A question you should be in the habit of asking is, “What does the stock price currently discount?” states Jesse Felder of The Felder Report.
“To achieve superior investment results, you have to hold non-consensus views regarding value, and they have to be accurate.” —Howard Marks
Understanding what is already priced in and what is not yet priced in is key to the investing process, and the history of Apple’s (AAPL) share price over the past decade is a good representation of how this works.
Back in 2013, when Apple traded at just five-times free cash flow the consensus was, in the wake of Steve Jobs’ passing, the company could no longer innovate. Worse than that, the stock price appeared to discount worsening profitability and a persistent loss of smartphone market share to Samsung.
Fast forward nearly a decade and, at 35-times free cash flow, investors now believe that, not only will Apple dominate smartphone sales and services for the foreseeable future, it will also come to dominate autonomous driving and even the metaverse in the years to come.
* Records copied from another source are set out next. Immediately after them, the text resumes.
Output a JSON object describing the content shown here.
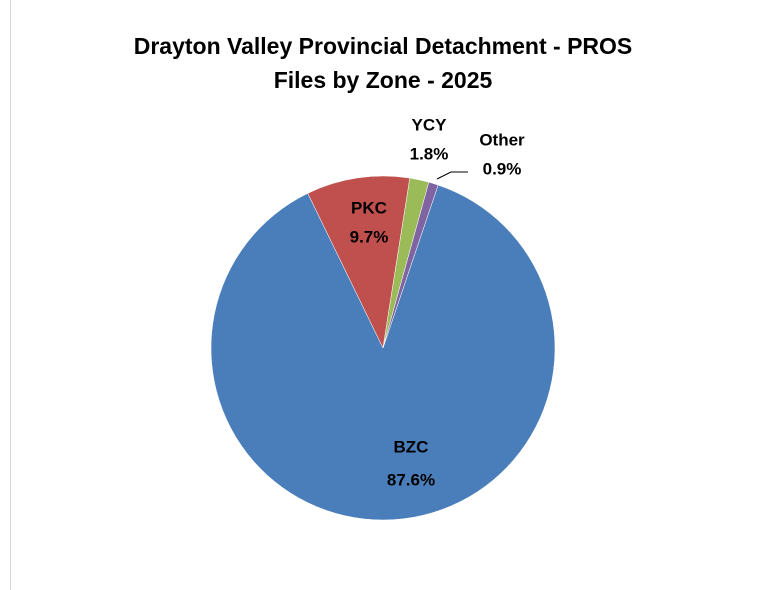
{
  "chart_data": {
    "type": "pie",
    "title": [
      "Drayton Valley Provincial Detachment - PROS",
      "Files by Zone - 2025"
    ],
    "categories": [
      "BZC",
      "PKC",
      "YCY",
      "Other"
    ],
    "values": [
      87.6,
      9.7,
      1.8,
      0.9
    ],
    "value_labels": [
      "87.6%",
      "9.7%",
      "1.8%",
      "0.9%"
    ],
    "colors": [
      "#4a7ebb",
      "#c0504d",
      "#9bbb59",
      "#8064a2"
    ]
  }
}
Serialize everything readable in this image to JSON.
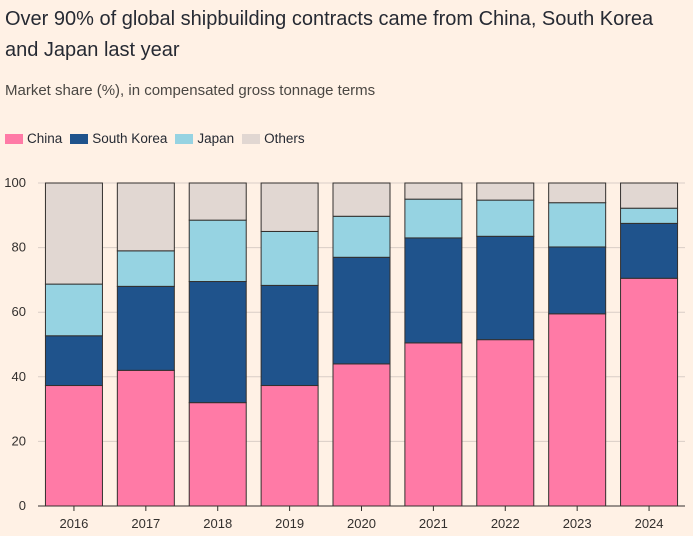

So, what was priced into Apple shares back in 2013 was a very pessimistic view of the company’s future. Because this view turned out to be far too bearish, purchases made at that time turned out to be very profitable for investors holding non-consensus bullish views regarding the company’s value.
Today, however, Apple shares have priced in a heroically optimistic view of the company’s future. Even if it comes to pass, investors may not benefit much as the shares have likely already discounted it. Should these hopeful projections prove too hopeful, however, the non-consensus bearish view regarding the company’s value may prove prescient.